O coletivo colabora também com o 35º Panorama da Arte Brasileira (2017) com o grande mural Yube Nawa Aibu, com desenhos de indígenas, uma grande jiboia no rodapé, elementos da floresta e cores vibrantes. A mostra Encontros Ameríndios, realizada no Sesc Vila Mariana (2021), apresenta a arte contemporânea indígena de cinco povos das Américas, entre eles o grupo Mahku, que reforça os diferentes estilos e estética da produção artística de dos povos indígenas. Na exposição, há um vídeo em que os artistas estão pintando coletivamente, uma marca de seus trabalhos: o fazer coletivo é presente e a autoria das obras atribuídas ao grupo.

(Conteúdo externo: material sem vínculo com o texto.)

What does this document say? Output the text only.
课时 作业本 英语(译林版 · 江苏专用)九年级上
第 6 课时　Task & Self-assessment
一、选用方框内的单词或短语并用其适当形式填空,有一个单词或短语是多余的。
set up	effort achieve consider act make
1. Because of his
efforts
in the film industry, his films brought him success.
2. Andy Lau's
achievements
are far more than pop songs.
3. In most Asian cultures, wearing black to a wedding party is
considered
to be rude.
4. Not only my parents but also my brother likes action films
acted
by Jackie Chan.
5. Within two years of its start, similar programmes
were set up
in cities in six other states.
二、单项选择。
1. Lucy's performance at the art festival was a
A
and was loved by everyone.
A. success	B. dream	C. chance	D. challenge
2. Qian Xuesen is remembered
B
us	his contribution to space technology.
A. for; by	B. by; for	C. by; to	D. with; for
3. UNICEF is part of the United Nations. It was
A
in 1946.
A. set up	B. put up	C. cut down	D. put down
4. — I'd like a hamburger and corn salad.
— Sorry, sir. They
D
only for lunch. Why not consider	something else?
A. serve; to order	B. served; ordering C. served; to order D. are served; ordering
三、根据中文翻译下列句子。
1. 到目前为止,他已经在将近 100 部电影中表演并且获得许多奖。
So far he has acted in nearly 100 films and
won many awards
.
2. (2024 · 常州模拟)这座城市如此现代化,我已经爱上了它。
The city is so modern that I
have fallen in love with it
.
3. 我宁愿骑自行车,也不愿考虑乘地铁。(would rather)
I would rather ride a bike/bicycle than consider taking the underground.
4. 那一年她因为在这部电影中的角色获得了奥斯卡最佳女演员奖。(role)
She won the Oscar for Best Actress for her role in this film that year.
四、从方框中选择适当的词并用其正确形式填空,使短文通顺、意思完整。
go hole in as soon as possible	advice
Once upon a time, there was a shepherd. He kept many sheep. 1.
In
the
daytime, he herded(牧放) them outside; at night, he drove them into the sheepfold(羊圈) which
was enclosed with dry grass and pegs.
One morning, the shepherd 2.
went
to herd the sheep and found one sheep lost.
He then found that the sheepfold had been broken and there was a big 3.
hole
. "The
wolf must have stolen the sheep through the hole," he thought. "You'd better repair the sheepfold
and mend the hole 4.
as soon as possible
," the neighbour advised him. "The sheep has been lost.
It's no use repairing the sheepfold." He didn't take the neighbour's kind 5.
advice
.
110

Em parceria com Amilton Mattos (1976), professor de licenciatura indígena na Universidade Federal do Acre (UFAC), conhecida como Universidade da Floresta, o coletivo realiza filmes sobre o Mahku e sobre as pesquisas dos cantos do nixi pae, tais como O espírito da floresta (2012) e O Sonho do Nixi Pae – O Movimento dos Artistas Huni Kuin (2014). O grupo oferece também oficinas em diferentes espaços culturais, como a Kayatibu – Juventude Indígena Huni Kuin, uma iniciativa dos jovens Huni Kuin que vivem na zona urbana de Jordão, no Acre.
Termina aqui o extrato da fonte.